BioWorld International Correspondent
PARIS Genset SA plans to start clinical trials of the anti-obesity compound Famoxin in October and hopes to obtain initial results before the end of this year.
Under an agreement signed in December, the company subcontracted Eurogentec, of Liège, Belgium, to manufacture the protein, having had trouble itself in producing biologically active samples on a reproducible basis as it attempted to optimize and scale up its production process. Eurogentec just delivered its first batch of the protein and Genset will test its biological activity on both glucose and lipid metabolism over the next few weeks.
Genset’s internal difficulties in producing Famoxin have delayed its development, since the company originally intended to initiate clinical trials by the end of 2001. In July it said the target date had been pushed back to the middle of 2002, and that now has slipped by a few more months.
The Paris-based company’s external communications manager, Karine Pagès, told BioWorld International that two Phase I trials in healthy volunteers will be carried out, one of which will test the drug’s tolerance and the other to demonstrate its activity as regards sensitivity to insulin and lipid metabolism.

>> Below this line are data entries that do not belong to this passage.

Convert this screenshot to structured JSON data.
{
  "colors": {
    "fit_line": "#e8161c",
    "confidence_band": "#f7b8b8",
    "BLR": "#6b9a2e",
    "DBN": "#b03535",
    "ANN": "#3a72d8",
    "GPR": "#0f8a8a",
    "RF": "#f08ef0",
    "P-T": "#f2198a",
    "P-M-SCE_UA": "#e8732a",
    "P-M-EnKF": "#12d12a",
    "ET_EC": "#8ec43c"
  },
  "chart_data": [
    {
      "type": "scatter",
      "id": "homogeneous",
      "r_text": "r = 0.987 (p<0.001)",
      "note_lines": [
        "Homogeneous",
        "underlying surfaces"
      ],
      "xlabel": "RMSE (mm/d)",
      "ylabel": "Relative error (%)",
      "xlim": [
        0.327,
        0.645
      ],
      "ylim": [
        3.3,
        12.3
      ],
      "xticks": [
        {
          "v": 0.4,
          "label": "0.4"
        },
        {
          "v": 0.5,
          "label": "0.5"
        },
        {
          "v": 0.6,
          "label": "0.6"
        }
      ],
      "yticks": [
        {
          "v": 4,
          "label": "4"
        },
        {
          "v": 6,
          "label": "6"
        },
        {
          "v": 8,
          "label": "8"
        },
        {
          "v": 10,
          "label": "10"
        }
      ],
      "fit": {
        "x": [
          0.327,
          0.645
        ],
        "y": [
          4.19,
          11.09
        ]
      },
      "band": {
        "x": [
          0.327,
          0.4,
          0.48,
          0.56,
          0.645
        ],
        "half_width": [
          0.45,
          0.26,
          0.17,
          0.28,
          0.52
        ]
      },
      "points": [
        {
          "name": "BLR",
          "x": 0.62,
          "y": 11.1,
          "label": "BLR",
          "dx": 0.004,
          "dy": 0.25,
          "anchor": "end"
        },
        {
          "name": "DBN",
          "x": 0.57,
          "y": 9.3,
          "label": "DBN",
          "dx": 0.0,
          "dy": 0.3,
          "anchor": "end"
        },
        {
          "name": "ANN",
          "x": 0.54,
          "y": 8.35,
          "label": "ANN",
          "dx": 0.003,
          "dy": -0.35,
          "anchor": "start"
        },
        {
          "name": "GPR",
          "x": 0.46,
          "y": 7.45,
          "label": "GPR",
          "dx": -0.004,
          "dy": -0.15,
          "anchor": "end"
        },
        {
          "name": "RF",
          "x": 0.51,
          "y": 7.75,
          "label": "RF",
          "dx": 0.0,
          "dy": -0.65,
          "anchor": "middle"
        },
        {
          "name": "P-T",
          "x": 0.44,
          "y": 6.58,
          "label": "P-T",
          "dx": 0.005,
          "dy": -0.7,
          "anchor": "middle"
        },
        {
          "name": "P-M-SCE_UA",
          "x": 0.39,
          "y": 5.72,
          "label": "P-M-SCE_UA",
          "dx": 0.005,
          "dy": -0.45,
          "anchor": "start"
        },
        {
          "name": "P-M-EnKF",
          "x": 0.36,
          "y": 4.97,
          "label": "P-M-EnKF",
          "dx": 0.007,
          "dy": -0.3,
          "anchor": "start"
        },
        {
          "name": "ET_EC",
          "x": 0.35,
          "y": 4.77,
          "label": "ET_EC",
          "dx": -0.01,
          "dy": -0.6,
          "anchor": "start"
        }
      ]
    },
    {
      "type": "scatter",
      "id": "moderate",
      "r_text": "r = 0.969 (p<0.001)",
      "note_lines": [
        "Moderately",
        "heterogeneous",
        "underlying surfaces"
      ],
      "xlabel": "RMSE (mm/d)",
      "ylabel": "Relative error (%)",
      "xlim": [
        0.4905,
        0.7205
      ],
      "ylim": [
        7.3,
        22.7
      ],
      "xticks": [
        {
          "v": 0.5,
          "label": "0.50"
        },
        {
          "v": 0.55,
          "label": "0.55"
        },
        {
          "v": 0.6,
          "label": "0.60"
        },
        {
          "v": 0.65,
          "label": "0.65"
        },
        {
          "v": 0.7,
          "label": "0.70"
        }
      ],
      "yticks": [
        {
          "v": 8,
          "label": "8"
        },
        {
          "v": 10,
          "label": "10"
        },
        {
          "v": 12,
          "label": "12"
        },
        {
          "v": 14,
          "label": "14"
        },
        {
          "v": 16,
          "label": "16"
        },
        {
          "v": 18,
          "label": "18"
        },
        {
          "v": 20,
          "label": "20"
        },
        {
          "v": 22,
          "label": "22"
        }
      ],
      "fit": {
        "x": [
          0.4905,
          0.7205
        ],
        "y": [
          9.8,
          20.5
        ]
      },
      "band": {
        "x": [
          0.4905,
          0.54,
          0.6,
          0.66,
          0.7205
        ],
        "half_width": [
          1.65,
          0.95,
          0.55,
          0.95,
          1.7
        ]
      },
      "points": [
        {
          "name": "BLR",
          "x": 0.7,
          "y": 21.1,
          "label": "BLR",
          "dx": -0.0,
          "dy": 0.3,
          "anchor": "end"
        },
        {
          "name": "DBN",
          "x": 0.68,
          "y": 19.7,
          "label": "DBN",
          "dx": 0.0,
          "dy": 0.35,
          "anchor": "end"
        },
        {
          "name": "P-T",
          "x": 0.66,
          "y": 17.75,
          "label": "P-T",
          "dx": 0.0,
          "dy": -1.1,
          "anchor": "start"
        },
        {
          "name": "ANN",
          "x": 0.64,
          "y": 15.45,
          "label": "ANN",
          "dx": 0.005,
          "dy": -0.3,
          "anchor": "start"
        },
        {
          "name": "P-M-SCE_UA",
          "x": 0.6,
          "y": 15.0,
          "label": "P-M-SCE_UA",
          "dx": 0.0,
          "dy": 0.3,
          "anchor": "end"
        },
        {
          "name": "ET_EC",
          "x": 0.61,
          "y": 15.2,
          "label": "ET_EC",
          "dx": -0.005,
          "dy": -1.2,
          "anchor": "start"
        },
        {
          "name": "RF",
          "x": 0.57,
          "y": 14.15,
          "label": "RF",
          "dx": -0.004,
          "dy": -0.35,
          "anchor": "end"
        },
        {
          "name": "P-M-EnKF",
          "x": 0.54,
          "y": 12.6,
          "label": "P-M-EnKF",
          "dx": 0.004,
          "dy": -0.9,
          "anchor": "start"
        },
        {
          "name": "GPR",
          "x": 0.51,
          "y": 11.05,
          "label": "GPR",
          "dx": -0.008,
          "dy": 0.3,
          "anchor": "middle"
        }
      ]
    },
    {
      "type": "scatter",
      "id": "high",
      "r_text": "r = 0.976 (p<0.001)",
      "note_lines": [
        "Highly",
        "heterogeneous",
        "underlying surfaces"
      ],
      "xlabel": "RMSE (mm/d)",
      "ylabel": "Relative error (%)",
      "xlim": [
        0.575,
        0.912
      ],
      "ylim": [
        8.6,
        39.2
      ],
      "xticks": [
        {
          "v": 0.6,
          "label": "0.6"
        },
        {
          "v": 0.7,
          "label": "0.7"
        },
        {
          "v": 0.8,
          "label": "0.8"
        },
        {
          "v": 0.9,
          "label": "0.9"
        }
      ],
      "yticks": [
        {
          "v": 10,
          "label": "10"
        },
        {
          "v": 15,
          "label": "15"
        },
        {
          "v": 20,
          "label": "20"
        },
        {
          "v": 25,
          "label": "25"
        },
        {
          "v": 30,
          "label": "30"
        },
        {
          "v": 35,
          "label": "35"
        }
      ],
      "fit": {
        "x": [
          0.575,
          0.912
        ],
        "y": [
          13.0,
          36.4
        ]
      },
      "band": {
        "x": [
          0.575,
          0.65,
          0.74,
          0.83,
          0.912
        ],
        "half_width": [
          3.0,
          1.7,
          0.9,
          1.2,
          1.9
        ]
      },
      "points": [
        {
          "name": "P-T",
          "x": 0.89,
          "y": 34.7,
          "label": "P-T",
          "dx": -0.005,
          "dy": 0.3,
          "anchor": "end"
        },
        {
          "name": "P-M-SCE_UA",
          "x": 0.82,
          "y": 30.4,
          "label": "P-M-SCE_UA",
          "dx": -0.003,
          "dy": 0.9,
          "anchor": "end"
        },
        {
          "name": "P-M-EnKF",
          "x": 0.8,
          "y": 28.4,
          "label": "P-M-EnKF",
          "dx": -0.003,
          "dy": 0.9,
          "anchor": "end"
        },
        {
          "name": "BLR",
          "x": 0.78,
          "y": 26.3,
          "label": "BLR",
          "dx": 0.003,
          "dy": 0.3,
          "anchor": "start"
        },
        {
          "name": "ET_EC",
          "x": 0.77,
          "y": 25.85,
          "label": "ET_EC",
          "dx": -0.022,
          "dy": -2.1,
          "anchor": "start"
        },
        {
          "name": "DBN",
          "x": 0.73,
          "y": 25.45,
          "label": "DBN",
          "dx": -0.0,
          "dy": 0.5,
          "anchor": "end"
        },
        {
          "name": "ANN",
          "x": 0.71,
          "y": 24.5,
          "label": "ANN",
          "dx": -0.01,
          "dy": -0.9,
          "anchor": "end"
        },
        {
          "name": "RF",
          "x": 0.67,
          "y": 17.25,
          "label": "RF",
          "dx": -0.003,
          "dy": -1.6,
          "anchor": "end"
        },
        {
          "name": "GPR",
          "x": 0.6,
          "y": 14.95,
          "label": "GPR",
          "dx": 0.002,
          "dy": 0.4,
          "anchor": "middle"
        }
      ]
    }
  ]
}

Metabolic disorders are one of two therapeutic areas, along with central nervous system diseases, in which Genset is focusing its drug development activities. Since late 2001 it has selected and annotated 60 putative secreted protein candidates from its library of thousands of full-length cDNAs that have therapeutic potential for metabolic disorders. Having sub-cloned them in an expression vector, the company is expressing the proteins and confirming biologically whether they are effectively secreted proteins.
After that, they will be tested for their potential role in metabolic disorders at the San Diego research center of Genset Inc., the company’s U.S. subsidiary. The active proteins could then be licensed out to other biopharmaceutical companies for development in therapeutic areas other than metabolism.
One example of that strategy was the licensing agreement concluded with Ricerca LLC, of Concord, Ohio, in March, giving it rights in oncology to a new protein, RAP-3, which was found by Genset to have potential activity in treating cancer as well as metabolic diseases.
Meanwhile, Genset has been granted a patent in the United States for its drug discovery technology. The U.S. Patent and Trademark Office issued Patent No. 6,291,182 covering methods, algorithms and software for identifying regions of the genome that contain a gene associated with any detectable trait. Genset said it is the first patent to cover biostatistical methods for confirming that a candidate genomic region harbors a gene associated with a detectable trait based on the frequency of single nucleotide polymorphism combinations known as haplotypes. The company said that many researchers now consider haplotypes to be superior to individual SNPs for the discovery of disease-related genes.
At the same time, the French company has been granted the right to apply for a U.S. patent relating to the g72 gene, a new entry point for the treatment of schizophrenia and bipolar disorder. The g72 gene was discovered as part of Genset’s joint research program with Janssen Pharmaceutica NV, a Belgium-based division of Johnson & Johnson with which Genset entered a research collaboration in September 1996 for the discovery of genes associated with schizophrenia.
The association of the g72 gene with schizophrenia was established through genotyping and biostatistical analysis, and then confirmed in a separate population using an additional, well-characterized clinical collection from schizophrenic cases and controls. Genset said the discovery of the gene revealed a novel biochemical pathway with new potential targets. Chairman and CEO André Pernet said it is only one of several promising discoveries in the field of CNS disorders the company is working on.
Genset also announced its financial results for the first quarter of 2002, when its net loss fell to EUR13.7 million (US$11.9 million) from EUR17.6 million in the corresponding three months of 2001. The only revenues earned during the period (EUR5 million) came from the sale of oligonucleotides, a business that was sold to the Poligo division of the German chemical company Degussa, of Düsseldorf, for EUR25 million in April. As of March 31, the company had cash and liquid investments totaling EUR6.8 million. But in April it received an initial payment of EUR21.9 million from Poligo and sold its 10 percent shareholding in Ceres, a Los Angeles-based plant genomics company, for EUR16.4 million. Its reserves now have swelled to EUR43.9 million.